BOWTIE2_OPTION_UNPAIRED = '-U'
BOWTIE2_OPTION_PAIRED_1 = '-1'
BOWTIE2_OPTION_PAIRED_2 = '-2'
BOWTIE2_OPTION_MISMATCH = '-N 1'
BOWTIE2_OPTION_BASE = '-x'
BOWTIE2_OPTION_OUT = '-S'
BOWTIE2_OPTION_PHRED64 = '--phred64'
BOWTIE2_OPTION_THREAD = '-p'

BOWTIE2_BUILD_OPTION_REF = ''
BOWTIE2_BUILD_OPTION_OUT = ''

These parameters are the equivalent of the previous set, but for the usage of bowtie2. The class concerned is bowtie2_wrapper class.

############
#Generic variables
PHRED_STANDARD = 33
SAMPLE_TYPE = ('RNAseq','gDNA')
DEFAULT_SAMPLE_TYPE = 'RNAseq'
DEFAULT_NB_NODES = 1
VERBOSE = False
FULL_OUPUT = False
GENE_BETWEEN_PICKLE = 50 #number of new genes to proceed between the pickling operations
GENE_BETWEEN_WRITING = 1 #number of new genes to process between writing operations

Warning

  • Setting a high number of genes between writing can make HyLiTE a memory hog.

  • Setting a number of genes between writing greater than the number of genes between pickling will make HyLiTE complexity exponential to the number of genes.

  • Neither operation is encouraged

#SNP detection
MIN_COVERAGE_HAPLOID = 3
MIN_COVERAGE_POLYPLOID = 20 #insures that differential expression up to a factor 17:3 will be correctly detected

EXPECTED_ERROR_RATE = 0.02/3. #0.02 total error rate.
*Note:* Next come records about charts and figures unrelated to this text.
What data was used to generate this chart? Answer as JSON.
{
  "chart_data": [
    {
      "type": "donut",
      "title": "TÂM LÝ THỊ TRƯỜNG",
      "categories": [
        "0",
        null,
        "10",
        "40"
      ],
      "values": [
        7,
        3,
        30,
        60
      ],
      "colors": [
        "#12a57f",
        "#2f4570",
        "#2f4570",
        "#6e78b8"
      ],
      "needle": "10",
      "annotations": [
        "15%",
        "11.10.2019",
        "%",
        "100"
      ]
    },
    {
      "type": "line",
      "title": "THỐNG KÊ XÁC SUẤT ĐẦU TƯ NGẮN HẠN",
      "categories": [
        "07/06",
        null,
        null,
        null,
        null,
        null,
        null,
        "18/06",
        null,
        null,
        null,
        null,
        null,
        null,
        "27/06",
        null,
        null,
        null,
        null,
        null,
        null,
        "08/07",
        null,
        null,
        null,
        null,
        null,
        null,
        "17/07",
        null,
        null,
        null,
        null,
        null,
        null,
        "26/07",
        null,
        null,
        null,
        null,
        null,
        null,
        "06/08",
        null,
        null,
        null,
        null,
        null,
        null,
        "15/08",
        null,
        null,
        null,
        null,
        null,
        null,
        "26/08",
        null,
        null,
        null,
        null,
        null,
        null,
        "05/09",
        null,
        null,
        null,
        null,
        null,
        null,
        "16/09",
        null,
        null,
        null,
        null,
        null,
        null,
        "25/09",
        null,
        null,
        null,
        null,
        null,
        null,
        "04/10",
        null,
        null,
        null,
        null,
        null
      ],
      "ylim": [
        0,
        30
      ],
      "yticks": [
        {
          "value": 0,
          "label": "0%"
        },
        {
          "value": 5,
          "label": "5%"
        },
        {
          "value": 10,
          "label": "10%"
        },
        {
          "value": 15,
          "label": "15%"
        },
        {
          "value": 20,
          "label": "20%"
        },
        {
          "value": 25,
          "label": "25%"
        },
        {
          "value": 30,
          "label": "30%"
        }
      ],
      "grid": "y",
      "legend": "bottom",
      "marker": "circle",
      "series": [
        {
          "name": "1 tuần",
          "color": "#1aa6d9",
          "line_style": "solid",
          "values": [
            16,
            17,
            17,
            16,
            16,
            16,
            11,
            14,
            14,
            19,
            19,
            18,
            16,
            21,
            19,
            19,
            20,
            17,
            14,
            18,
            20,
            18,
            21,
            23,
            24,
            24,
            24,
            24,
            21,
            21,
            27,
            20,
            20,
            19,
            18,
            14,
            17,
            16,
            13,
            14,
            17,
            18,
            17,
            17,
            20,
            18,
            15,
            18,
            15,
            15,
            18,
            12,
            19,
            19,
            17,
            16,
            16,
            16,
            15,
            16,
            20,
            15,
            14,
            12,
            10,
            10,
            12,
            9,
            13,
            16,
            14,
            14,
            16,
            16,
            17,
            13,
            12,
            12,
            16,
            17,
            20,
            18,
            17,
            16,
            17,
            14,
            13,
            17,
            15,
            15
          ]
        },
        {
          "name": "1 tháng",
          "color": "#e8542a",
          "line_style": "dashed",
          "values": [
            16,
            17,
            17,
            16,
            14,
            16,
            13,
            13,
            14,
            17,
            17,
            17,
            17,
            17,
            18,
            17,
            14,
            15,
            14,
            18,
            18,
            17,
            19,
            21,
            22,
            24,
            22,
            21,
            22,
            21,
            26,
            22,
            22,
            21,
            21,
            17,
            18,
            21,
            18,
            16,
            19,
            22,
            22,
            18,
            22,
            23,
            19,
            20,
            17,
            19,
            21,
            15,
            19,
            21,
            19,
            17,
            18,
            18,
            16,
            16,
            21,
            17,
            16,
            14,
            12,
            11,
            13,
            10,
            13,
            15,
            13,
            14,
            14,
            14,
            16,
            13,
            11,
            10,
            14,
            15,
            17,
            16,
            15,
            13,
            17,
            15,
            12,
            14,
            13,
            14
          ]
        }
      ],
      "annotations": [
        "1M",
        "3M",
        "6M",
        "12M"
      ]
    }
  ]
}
For each position, there is one true base and three errors possible, so each error base has probability error_rate/3
ALPHA = 0.001
#The current settings allows a good detection of the SNPs in haploids (parents)
# and can make false new SNPs appear in the child with an observed frequency of 0.003 per base.
#Note that the detection of new SNPs in the child just raises the N flag and will not change the parental association.
#It could however make a few chimeric reads appear in a randomly fashion.

These parameters are discussed at length in 2. Detecting SNPs.

############
#pileup format
BEGIN_CHAR = '^'
END_CHAR = '$'
REF_CHAR = (',','.','N') #we chose to include N in this even if it does not really mean reference
INDEL_CHAR = ('+','-')
EMPTY_CHAR = '*'

These parameters specify the special character of the pileup format.